Sometimes the only response to finishing a book is W.T.H. What.the.hey.
That was my response to The Immortal Life of Henrietta Lacks by Rebecca Skloot. From the history of scientific thought process, to how people (especially African Americans) were treated in the 50s by the medical field, to treatments to using someone’s cells WITHOUT TELLING THEM had me thinking non-stop about the ethics, morality and the common decency that eluded the scientific community for decades.
All the while this unknown woman’s cells were changing history and science for the better.
Just read the synopsis:
Her name was Henrietta Lacks, but scientists know her as HeLa. She was a poor black tobacco farmer whose cells—taken without her knowledge in 1951—became one of the most important tools in medicine, vital for developing the polio vaccine, cloning, gene mapping, in vitro fertilization, and more. Henrietta’s cells have been bought and sold by the billions, yet she remains virtually unknown, and her family can’t afford health insurance.
Soon to be made into an HBO movie by Oprah Winfrey and Alan Ball, this New York Times bestseller takes readers on an extraordinary journey, from the “colored” ward of Johns Hopkins Hospital in the 1950s to stark white laboratories with freezers filled with HeLa cells, from Henrietta’s small, dying hometown of Clover, Virginia, to East Baltimore today, where her children and grandchildren live and struggle with the legacy of her cells. The Immortal Life of Henrietta Lacks tells a riveting story of the collision between ethics, race, and medicine; of scientific discovery and faith healing; and of a daughter consumed with questions about the mother she never knew. It’s a story inextricably connected to the dark history of experimentation on African Americans, the birth of bioethics, and the legal battles over whether we control the stuff we’re made of.

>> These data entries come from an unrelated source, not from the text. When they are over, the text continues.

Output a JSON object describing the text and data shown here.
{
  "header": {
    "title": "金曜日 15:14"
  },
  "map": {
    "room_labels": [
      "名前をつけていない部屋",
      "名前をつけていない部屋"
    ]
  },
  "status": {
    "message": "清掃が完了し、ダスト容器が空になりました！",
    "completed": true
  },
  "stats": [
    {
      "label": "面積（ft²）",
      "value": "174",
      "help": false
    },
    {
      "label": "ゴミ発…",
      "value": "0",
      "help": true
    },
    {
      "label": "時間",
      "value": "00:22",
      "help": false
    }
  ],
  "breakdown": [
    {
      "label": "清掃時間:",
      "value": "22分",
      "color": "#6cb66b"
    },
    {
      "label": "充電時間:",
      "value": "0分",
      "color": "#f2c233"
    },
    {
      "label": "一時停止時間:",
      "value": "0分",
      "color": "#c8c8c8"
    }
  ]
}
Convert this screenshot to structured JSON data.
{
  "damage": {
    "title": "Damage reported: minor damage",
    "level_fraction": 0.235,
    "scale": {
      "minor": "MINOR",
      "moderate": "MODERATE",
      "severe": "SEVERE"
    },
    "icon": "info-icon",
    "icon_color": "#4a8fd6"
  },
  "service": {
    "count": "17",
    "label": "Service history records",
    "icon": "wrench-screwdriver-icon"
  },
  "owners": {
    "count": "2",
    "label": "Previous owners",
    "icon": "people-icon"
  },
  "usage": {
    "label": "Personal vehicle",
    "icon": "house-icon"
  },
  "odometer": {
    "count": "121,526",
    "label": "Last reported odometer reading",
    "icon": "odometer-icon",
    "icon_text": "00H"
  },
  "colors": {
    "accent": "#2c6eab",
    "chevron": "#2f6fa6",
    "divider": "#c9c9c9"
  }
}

Seriously. What the hey?! Everytime I turned the page, I kept thinking “no way, no stinkin way.” How different her children’s lives could have been. How could scientists not wonder about the donor? So many questions. Incredible how different those times were from today.
One page you read how “these cells have transformed modern medicine…they shaped the policies of countries and presidents. They even became involved in the Cold War.” Then a few chapters later you hear from her son ask this question: “She’s the most important person in the world and her family living in poverty. If our mother so important to science, why can’t we get health insurance?” The most disturbing question from the book.
One part of the book that might be my favorite part was that of her daughter Deborah. Her searches about her mom and sister had me tearing up on a few occasions. I can only imagine the heartache and the joys that must have come from all the discoveries. I loved this quote from Deborah: “Like I’m always telling my brothers, if you gonna go into history, you can’t do it with a hate attitude. You got to remember, times was different.” She knew that it would be hard to read about the past, but that it was also a story too important not to be told.